On the day of the San Francisco Giants World Series parade, I made my way to the corner of California and Montgomery where I was sure I had a pretty good vantage to watch the players roll by in their rubber-wheeled cable cars. My wife was thinking the same thing about her view as she held our four year-old son on her shoulders on the opposite side of the street.
Then the procession started and thousands of arms extended towards the sky. And just like that, none of us could see the parade. Only our phones could. And what did all those phones see? The players’ video-recording devices staring right back at them.
Nearly everyone was distracted from the moment.
Don’t get me wrong. I needed my iPhone on that day. I was walking from my office and my wife and son were driving in from across the city. Without a steady series of calls and text messages, I never would have gotten a glimpse of the only visual I’ll remember from that day: My son’s fantastically handsome smile as he awaited the start of the parade.
But once the parade began, my iPhone went from being a useful tool to being the object of my deep compulsion. I knew the crowd shots and player photos I’d take using my phone’s camera would be mediocre. I consciously reminded myself that any extended-arm video I shot would pale in comparison to the footage I’d see on the news that night. Most importantly, I knew this gathering of thousands of people in my city’s streets was really more about experiencing the energy than recording the visuals.
All of that pre-parade analysis went out the window once the first band marched past me. The recording device was just too close. I couldn’t resist. I took about forty photos and shot about twenty minutes of video.
Along with thousands of others — including the players themselves — I captured some digital snapshots, but I missed the moment. We walk around with what seems like infinite access in our pockets, and yet, we often experience our lives through two-inch screens.
Of course, the impulse to take photos at special events predates the camera phone. Most people want to get a few decent shots at a kid’s birthday or during vacations. But the persistent proximity of digital cameras has made us much more indiscriminate about choosing which moments are worth recording. Because our cameras are so close at hand, we’ve developed a fear of missing the photo op. But we should be a lot more afraid of missing real life moments as they pass across the screens on our digital devices.
I needed my phone to get to my son. Then I stared at my phone for thirty minutes and missed the experience we were there for in the first place. James Bennett gets at this technological dichotomy in his recent Atlantic piece: “It seems part of the contemporary condition to feel simultaneously blessed and cursed, liberated and trapped, by technology.”
It’s a common conflict. A few decades ago, my friend Isaac and I cut school and boarded a bus to watch the 49ers parade. This was before cell phones and neither of us had a camera. I don’t remember a single visual from that day. But I do remember the feeling.

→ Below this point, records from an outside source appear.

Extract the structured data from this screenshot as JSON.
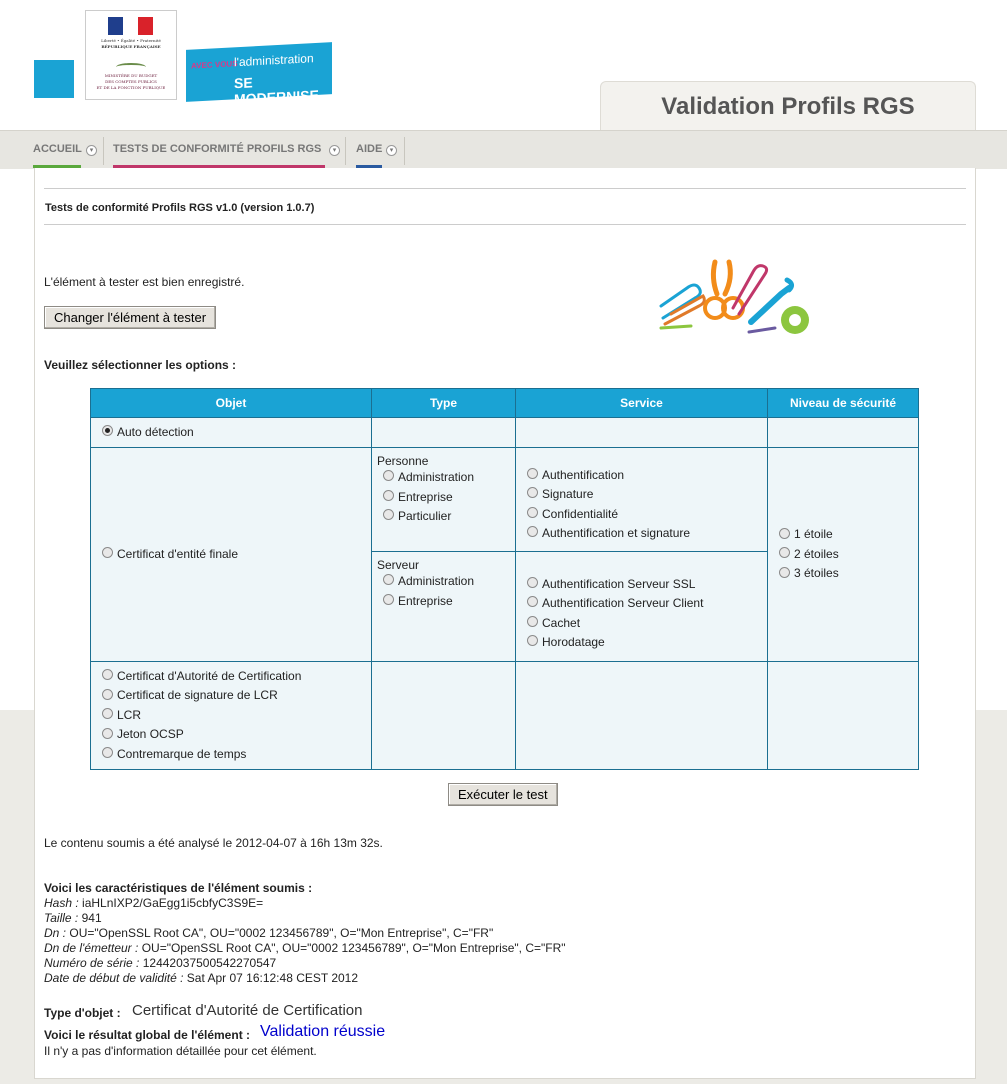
{
  "header": {
    "marianne_top": "Liberté • Égalité • Fraternité",
    "marianne_rf": "RÉPUBLIQUE FRANÇAISE",
    "ministry": [
      "MINISTÈRE DU BUDGET",
      "DES COMPTES PUBLICS",
      "ET DE LA FONCTION PUBLIQUE"
    ],
    "modernise_a": "AVEC VOUS",
    "modernise_b": "l'administration",
    "modernise_c": "SE MODERNISE",
    "app_title": "Validation Profils RGS"
  },
  "nav": {
    "items": [
      {
        "label": "ACCUEIL",
        "color": "#5aa83c"
      },
      {
        "label": "TESTS DE CONFORMITÉ PROFILS RGS",
        "color": "#c0376a"
      },
      {
        "label": "AIDE",
        "color": "#2a5aa0"
      }
    ]
  },
  "main": {
    "section_title": "Tests de conformité Profils RGS v1.0 (version 1.0.7)",
    "registered_msg": "L'élément à tester est bien enregistré.",
    "change_button": "Changer l'élément à tester",
    "select_options_label": "Veuillez sélectionner les options :",
    "table": {
      "headers": [
        "Objet",
        "Type",
        "Service",
        "Niveau de sécurité"
      ],
      "auto_detect": "Auto détection",
      "cert_entite_finale": "Certificat d'entité finale",
      "personne_label": "Personne",
      "personne_types": [
        "Administration",
        "Entreprise",
        "Particulier"
      ],
      "serveur_label": "Serveur",
      "serveur_types": [
        "Administration",
        "Entreprise"
      ],
      "personne_services": [
        "Authentification",
        "Signature",
        "Confidentialité",
        "Authentification et signature"
      ],
      "serveur_services": [
        "Authentification Serveur SSL",
        "Authentification Serveur Client",
        "Cachet",
        "Horodatage"
      ],
      "niveaux": [
        "1 étoile",
        "2 étoiles",
        "3 étoiles"
      ],
      "other_objects": [
        "Certificat d'Autorité de Certification",
        "Certificat de signature de LCR",
        "LCR",
        "Jeton OCSP",
        "Contremarque de temps"
      ]
    },
    "execute_button": "Exécuter le test",
    "analysed_msg": "Le contenu soumis a été analysé le 2012-04-07 à 16h 13m 32s.",
    "characteristics_title": "Voici les caractéristiques de l'élément soumis :",
    "characteristics": [
      {
        "label": "Hash",
        "value": "iaHLnIXP2/GaEgg1i5cbfyC3S9E="
      },
      {
        "label": "Taille",
        "value": "941"
      },
      {
        "label": "Dn",
        "value": "OU=\"OpenSSL Root CA\", OU=\"0002 123456789\", O=\"Mon Entreprise\", C=\"FR\""
      },
      {
        "label": "Dn de l'émetteur",
        "value": "OU=\"OpenSSL Root CA\", OU=\"0002 123456789\", O=\"Mon Entreprise\", C=\"FR\""
      },
      {
        "label": "Numéro de série",
        "value": "12442037500542270547"
      },
      {
        "label": "Date de début de validité",
        "value": "Sat Apr 07 16:12:48 CEST 2012"
      }
    ],
    "object_type_label": "Type d'objet :",
    "object_type_value": "Certificat d'Autorité de Certification",
    "global_result_label": "Voici le résultat global de l'élément :",
    "global_result_value": "Validation réussie",
    "no_detail_msg": "Il n'y a pas d'information détaillée pour cet élément."
  }
}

I especially remember the feeling I had after I arrived home to find my parents, who had no way of reaching me all day, waiting just inside my front door.
More recently I left my cell phone in my car on a night when I was in the eighth row for a Beyonce concert. I felt anxious because I was unreachable by some friends who were counting on me for a ride home — and more generally because I’m never without my phone. But once the concert started and the camera phones got pulled out of thousands of pants pockets, I saw the benefit of being phoneless. I was just about the only person in my section who had no device between my eyes and the stage. I was basically alone with Beyonce.
Towards the baseball season’s close, the Giants and their fans adopted a one-word mantra to reflect the experience of following the team: Torture. The Giant’s games were exciting and riveting, but they were so consistently close that they caused a heavy dose of stress for the players and fans alike.
I carry a similar set of opposing forces in my pocket every day. I couldn’t be more excited about the promise of these new technologies. I also couldn’t be more concerned about my inability to keep them from taking over events rather than enhancing them.